You may figure this can’t hurt you because you don’t own a home, and certainly don’t own any other real estate. But be careful. If a parent and grandparent dies, and you and your siblings or some other group of relatives inherit some right to some real estate, a judgment lien could attach to your interest in that real estate. Or if you get married to a spouse with real estate, or you get divorced and acquire some right to real estate, a judgment lien could unexpectedly attach to any such real estate.

“Execution” on the Judgment Lien

The creditor with a judgment against you can, under certain circumstances, get the court to authorize the sheriff to sell your real estate, including your home, to pay the judgment.

Candidly, this is not often done for many practical reasons. The creditor must jump through a bunch of hoops to get court authorization, so the process can be relatively expensive for the creditor. As a result creditors first look to less expensive and less risky procedures—like garnishment of wages and accounts—when those are available. But it is important to remember that this collection method of executing on real estate is available to creditors, and may be used against you when you least expect it.

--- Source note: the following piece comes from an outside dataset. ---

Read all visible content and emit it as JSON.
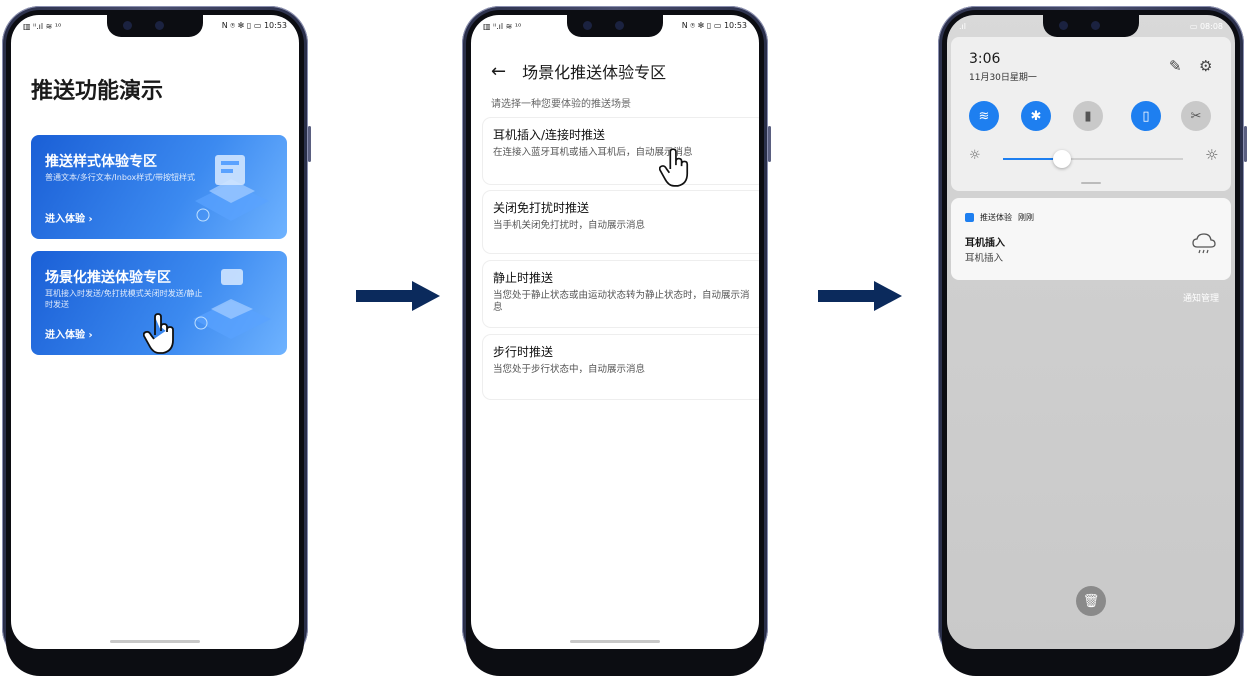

Preventing a Judgment Lien from Attaching to Your Real Estate

In almost all circumstances, if you are sued by an unsecured creditor (one holding no collateral) your filing of a bankruptcy case will stop the lawsuit before a judgment is entered. A bankruptcy stops the lawsuit in its tracks, and the creditor cannot continue the lawsuit or enter a judgment without the bankruptcy court’s permission. Usually the creditor cannot get that permission. So no judgment is entered, and no judgment lien is created. Usually the debt that was the purpose of the lawsuit is discharged (legally written off) through the bankruptcy case, which ends the entire problem.

So, by filing bankruptcy you usually avoid having to pay any or at least most of the underlying debt. You avoid having to deal with the judgment lien if you try to sell or refinance the real estate. And you avoid the risk of losing your real estate from its forced sale upon execution of the judgment.